SIMON: A great movie but never quite happened.

REYNOLDS: Never quite happened, which is good for us because I think it would have ended badly for Ernest.

SIMON: United States in the post-war era was in the grip of a fear that we now put the label McCarthyism on it. And there were scores of writers and directors and actors and artists who lost their livelihoods. Was Hemingway fearful that he would be exposed for having had this whatever you call it with Soviet intelligence 10 years before?

REYNOLDS: So let me be very precise here. He was concerned that he would one day be called in front of a committee and have to explain what he had done earlier.

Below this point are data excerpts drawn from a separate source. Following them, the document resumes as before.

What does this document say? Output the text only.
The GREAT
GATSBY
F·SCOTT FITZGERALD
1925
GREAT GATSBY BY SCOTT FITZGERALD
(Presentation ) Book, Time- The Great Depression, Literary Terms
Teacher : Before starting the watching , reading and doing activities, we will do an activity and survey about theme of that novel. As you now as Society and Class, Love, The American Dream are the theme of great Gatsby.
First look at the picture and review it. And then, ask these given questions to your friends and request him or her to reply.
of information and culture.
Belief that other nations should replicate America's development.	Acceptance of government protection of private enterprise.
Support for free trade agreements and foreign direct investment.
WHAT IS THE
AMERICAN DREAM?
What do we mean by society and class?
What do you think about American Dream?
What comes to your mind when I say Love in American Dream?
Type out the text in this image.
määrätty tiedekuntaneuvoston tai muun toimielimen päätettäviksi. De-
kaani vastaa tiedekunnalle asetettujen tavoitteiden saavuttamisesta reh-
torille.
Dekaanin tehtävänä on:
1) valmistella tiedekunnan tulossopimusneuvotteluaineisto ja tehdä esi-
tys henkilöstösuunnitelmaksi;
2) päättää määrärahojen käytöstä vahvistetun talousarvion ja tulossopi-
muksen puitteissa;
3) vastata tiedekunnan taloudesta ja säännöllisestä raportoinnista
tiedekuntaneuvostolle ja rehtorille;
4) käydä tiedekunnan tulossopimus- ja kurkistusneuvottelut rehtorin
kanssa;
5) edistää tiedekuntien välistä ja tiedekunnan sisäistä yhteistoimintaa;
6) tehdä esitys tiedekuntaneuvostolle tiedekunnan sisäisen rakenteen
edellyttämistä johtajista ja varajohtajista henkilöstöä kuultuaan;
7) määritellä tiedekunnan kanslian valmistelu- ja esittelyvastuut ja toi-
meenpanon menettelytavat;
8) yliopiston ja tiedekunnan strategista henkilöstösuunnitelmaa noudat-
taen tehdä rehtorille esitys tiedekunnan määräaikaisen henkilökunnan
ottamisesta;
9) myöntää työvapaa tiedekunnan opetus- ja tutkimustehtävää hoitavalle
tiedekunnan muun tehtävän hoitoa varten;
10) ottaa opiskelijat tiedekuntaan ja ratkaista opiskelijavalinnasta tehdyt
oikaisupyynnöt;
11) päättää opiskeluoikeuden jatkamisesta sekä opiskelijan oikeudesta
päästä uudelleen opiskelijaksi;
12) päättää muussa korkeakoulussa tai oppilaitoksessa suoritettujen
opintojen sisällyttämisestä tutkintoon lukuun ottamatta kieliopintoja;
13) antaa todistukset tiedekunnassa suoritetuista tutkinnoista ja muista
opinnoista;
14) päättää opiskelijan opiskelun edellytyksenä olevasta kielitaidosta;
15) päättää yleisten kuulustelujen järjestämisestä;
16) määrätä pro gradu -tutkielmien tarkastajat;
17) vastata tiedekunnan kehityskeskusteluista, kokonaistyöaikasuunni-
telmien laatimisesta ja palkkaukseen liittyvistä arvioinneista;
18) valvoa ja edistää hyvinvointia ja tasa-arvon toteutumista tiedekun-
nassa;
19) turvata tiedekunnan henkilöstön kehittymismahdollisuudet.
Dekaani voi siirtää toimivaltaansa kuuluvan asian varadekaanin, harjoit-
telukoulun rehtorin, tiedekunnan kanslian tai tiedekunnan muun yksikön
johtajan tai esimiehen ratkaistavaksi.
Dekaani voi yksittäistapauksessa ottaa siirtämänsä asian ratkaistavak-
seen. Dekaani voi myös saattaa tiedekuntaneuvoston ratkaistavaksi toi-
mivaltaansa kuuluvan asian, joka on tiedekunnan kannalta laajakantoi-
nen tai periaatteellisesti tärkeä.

He never came out, and this is in letters that he wrote mostly to his friend Buck Lanham, a U.S. Army officer.

He never said, I'm worried that they're going to find out that I signed up with the NKVD in '40, '41. But he came pretty close to that. He said, you know, I've done odd jobs for the Soviets, any one of which could wind me up in front of a committee or worse.

SIMON: At the time, Ernest Hemingway took his life in 1961, he was - not a metaphor - he was seeing spies under his bed and in the cupboard. Is it possible that even in his textbook paranoia, Ernest Hemingway was right, and the FBI was trying to develop information against him?

REYNOLDS: I think no. And I base my argument on what's in the FBI file. And if Hemingway were under investigation, the file would reflect that word - investigation - and it would be with a view to prosecuting of something.

After his death, the last word in the file is written by J. Edgar Hoover himself. And Hoover says, I know Hemingway was not a communist. It's in his own handwriting in the file. And he says, I - he was just a rough, tough guy, and he was always for the underdog.

SIMON: Nicholas Reynolds' new book, "Writer, Sailor, Soldier, Spy: Ernest Hemingway Secret Adventures." Thanks so much for being with us.